Et nous faisons partie de ce monde. Tout cela nous connecte, nous visiteurs devant ces feuilles, nous avec ceux qui ont lu les livres, nous avec ceux qui ont pris la photo, nous avec l’objet lui-même, avec l’individu, le bâtiment, le paysage. En regardant cet inventaire, des flux se déploient ainsi à partir de chaque image vers chaque réalité, à partir du présent dans la galerie vers différents passés ailleurs. Ces ramifications dessinent un monde que l’on partage.
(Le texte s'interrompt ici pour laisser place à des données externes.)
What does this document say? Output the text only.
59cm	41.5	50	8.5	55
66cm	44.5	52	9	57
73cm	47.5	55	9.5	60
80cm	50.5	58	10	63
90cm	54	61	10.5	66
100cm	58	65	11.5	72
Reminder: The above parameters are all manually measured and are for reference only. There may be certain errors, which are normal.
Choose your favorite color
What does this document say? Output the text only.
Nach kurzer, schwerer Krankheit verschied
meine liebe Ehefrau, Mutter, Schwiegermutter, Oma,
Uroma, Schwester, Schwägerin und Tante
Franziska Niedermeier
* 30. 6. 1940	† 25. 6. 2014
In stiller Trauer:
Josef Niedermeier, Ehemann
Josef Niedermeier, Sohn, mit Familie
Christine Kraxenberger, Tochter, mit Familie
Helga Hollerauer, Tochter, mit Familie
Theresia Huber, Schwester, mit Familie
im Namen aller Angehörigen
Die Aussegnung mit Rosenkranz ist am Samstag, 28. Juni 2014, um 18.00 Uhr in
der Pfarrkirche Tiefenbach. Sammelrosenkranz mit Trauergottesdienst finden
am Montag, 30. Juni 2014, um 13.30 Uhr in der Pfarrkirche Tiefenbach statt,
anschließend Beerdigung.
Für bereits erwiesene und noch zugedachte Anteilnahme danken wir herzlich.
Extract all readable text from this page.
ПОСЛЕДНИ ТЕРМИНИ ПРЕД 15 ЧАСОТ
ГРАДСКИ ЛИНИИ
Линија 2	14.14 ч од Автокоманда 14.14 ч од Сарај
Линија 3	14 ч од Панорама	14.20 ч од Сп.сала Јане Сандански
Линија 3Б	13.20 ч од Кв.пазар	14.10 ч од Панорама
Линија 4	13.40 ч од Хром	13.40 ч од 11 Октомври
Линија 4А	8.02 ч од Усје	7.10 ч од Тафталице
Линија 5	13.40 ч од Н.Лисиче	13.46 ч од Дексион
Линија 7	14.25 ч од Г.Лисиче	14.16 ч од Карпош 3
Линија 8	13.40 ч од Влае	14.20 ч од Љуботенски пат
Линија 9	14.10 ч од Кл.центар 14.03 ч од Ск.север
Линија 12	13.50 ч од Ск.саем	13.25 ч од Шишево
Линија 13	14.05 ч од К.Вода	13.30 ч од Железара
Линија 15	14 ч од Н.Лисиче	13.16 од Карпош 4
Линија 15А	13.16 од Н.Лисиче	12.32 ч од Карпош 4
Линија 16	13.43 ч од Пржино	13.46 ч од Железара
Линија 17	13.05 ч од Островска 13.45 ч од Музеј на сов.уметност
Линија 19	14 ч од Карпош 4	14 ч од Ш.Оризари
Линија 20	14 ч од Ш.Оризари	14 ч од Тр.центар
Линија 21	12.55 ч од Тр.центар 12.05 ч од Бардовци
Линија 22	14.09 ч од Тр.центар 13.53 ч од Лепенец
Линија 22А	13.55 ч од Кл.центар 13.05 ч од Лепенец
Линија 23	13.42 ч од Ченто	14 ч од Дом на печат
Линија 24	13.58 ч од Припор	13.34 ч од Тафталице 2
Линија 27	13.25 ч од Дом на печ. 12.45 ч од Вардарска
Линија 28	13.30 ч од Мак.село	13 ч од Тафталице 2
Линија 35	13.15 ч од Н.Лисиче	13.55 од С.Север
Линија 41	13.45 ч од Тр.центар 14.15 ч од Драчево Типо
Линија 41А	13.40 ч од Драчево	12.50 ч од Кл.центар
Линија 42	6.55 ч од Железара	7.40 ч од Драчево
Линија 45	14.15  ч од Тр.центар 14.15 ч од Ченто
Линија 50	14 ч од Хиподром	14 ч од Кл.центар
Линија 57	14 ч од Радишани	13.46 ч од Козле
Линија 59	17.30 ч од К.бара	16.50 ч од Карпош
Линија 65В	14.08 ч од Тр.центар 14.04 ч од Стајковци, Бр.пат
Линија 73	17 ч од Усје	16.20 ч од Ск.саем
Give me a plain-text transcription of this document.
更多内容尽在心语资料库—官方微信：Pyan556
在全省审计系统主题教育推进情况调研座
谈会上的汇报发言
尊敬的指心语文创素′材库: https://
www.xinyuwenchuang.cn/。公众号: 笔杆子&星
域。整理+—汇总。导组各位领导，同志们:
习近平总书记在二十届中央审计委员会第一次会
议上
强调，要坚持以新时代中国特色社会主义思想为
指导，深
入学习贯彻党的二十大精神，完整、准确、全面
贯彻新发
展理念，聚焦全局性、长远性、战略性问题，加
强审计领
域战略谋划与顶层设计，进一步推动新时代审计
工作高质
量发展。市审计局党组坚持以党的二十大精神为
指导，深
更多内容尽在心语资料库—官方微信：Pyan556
Paradoxalement, ces images nous éloignent de l’idée même de représentation et nous rapprochent finalement de la réalité des choses. Et c’est là que l’idée de disparition intervient. Tout cela fut. L’impermanence. La fragilité. L’éphémère. Une vanité. Sauf quelques statues de marbre.

Thibault Tourmente

En ces temps nouveaux d’obscurantisme et de violence, Thibault Tourmente propose un magistral inventaire qui nous relie tous dans l’espace du monde et dans la profondeur du temps. Quand la porte de la Station V s’ouvre, le bruit de la ville se fait entendre et participe à l’expérience. Les images entrent dans une pulsation. Au sol, un Walkman envoie des rythmes et des vibrations. Tout se rejoint.
Nous sommes ensemble dans un battement, un souffle.